The Romans in AD 55-60 saw this opportunity and built forts in Cardiff. A roman fort wall is the backdrop of the new Cardiff interpretation center which opened in 2008. Medieval castles are a testament to the strategic location of Cardiff as the castle built by Robert Fitzhammon starting in 1091 stands at the heart of the city. With the utilization of coal as a source of energy, Cardiff became the biggest coal exporting port in the world and at its peak, more than ten million tons of coal went through its port.

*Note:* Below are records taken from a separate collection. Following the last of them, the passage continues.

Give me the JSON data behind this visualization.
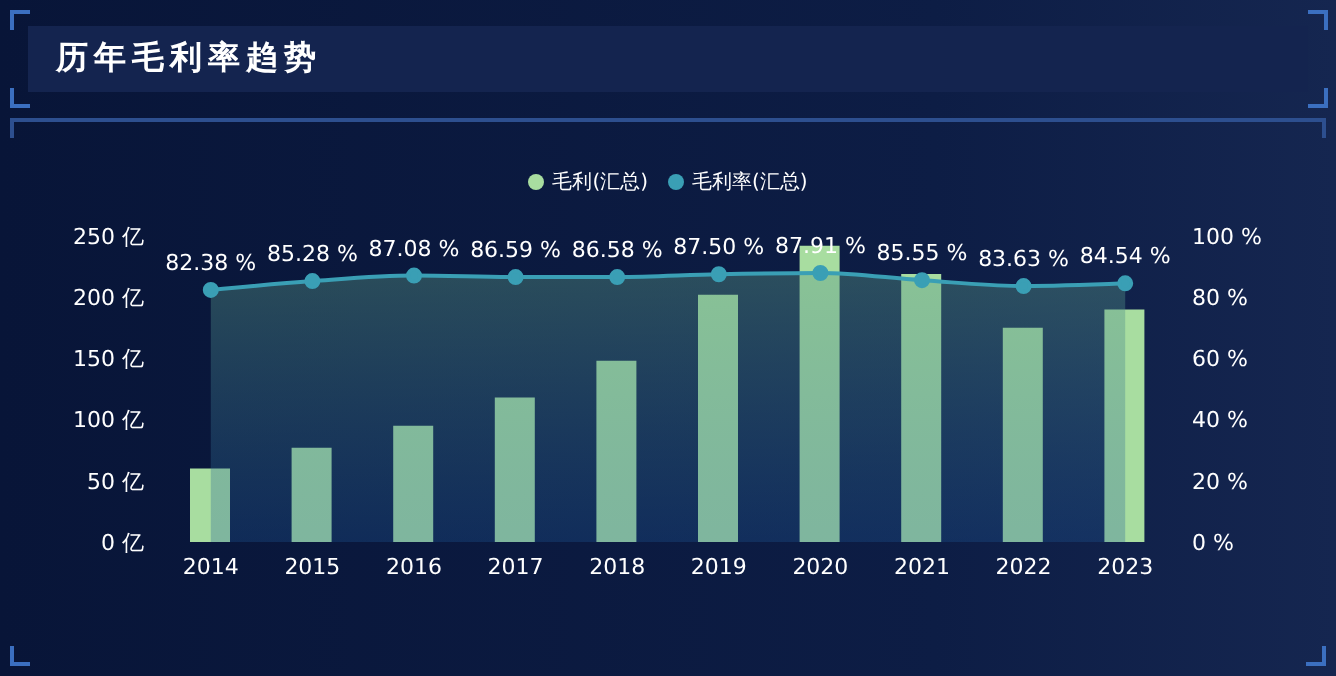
{
  "chart_data": {
    "type": "bar",
    "title": "历年毛利率趋势",
    "categories": [
      "2014",
      "2015",
      "2016",
      "2017",
      "2018",
      "2019",
      "2020",
      "2021",
      "2022",
      "2023"
    ],
    "series": [
      {
        "name": "毛利(汇总)",
        "color": "#a8dda0",
        "values": [
          60,
          77,
          95,
          118,
          148,
          202,
          242,
          219,
          175,
          190
        ]
      },
      {
        "name": "毛利率(汇总)",
        "type": "area",
        "axis": "y2",
        "color": "#3a9fb5",
        "values": [
          82.38,
          85.28,
          87.08,
          86.59,
          86.58,
          87.5,
          87.91,
          85.55,
          83.63,
          84.54
        ],
        "value_labels": [
          "82.38 %",
          "85.28 %",
          "87.08 %",
          "86.59 %",
          "86.58 %",
          "87.50 %",
          "87.91 %",
          "85.55 %",
          "83.63 %",
          "84.54 %"
        ]
      }
    ],
    "ylim": [
      0,
      250
    ],
    "yticks": [
      {
        "value": 0,
        "label": "0 亿"
      },
      {
        "value": 50,
        "label": "50 亿"
      },
      {
        "value": 100,
        "label": "100 亿"
      },
      {
        "value": 150,
        "label": "150 亿"
      },
      {
        "value": 200,
        "label": "200 亿"
      },
      {
        "value": 250,
        "label": "250 亿"
      }
    ],
    "y2lim": [
      0,
      100
    ],
    "y2ticks": [
      {
        "value": 0,
        "label": "0 %"
      },
      {
        "value": 20,
        "label": "20 %"
      },
      {
        "value": 40,
        "label": "40 %"
      },
      {
        "value": 60,
        "label": "60 %"
      },
      {
        "value": 80,
        "label": "80 %"
      },
      {
        "value": 100,
        "label": "100 %"
      }
    ],
    "legend": "top",
    "marker": "circle",
    "grid": false
  }
}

This situation led to the unique multi-cultural character of Cardiff as dockworkers, ship builders and sailors settled in the area. There are around 45 different nationalities with their respective communities found in Cardiff.
Cardiff as a business hub also attracted its auxiliary services. The rise of accountants in Cardiff is a testament to this. Accountants play a vital role in Cardiff as they help businesses become more efficient and effective, ensuring that they properly pay their taxes to the city on time, and pay the correct taxes.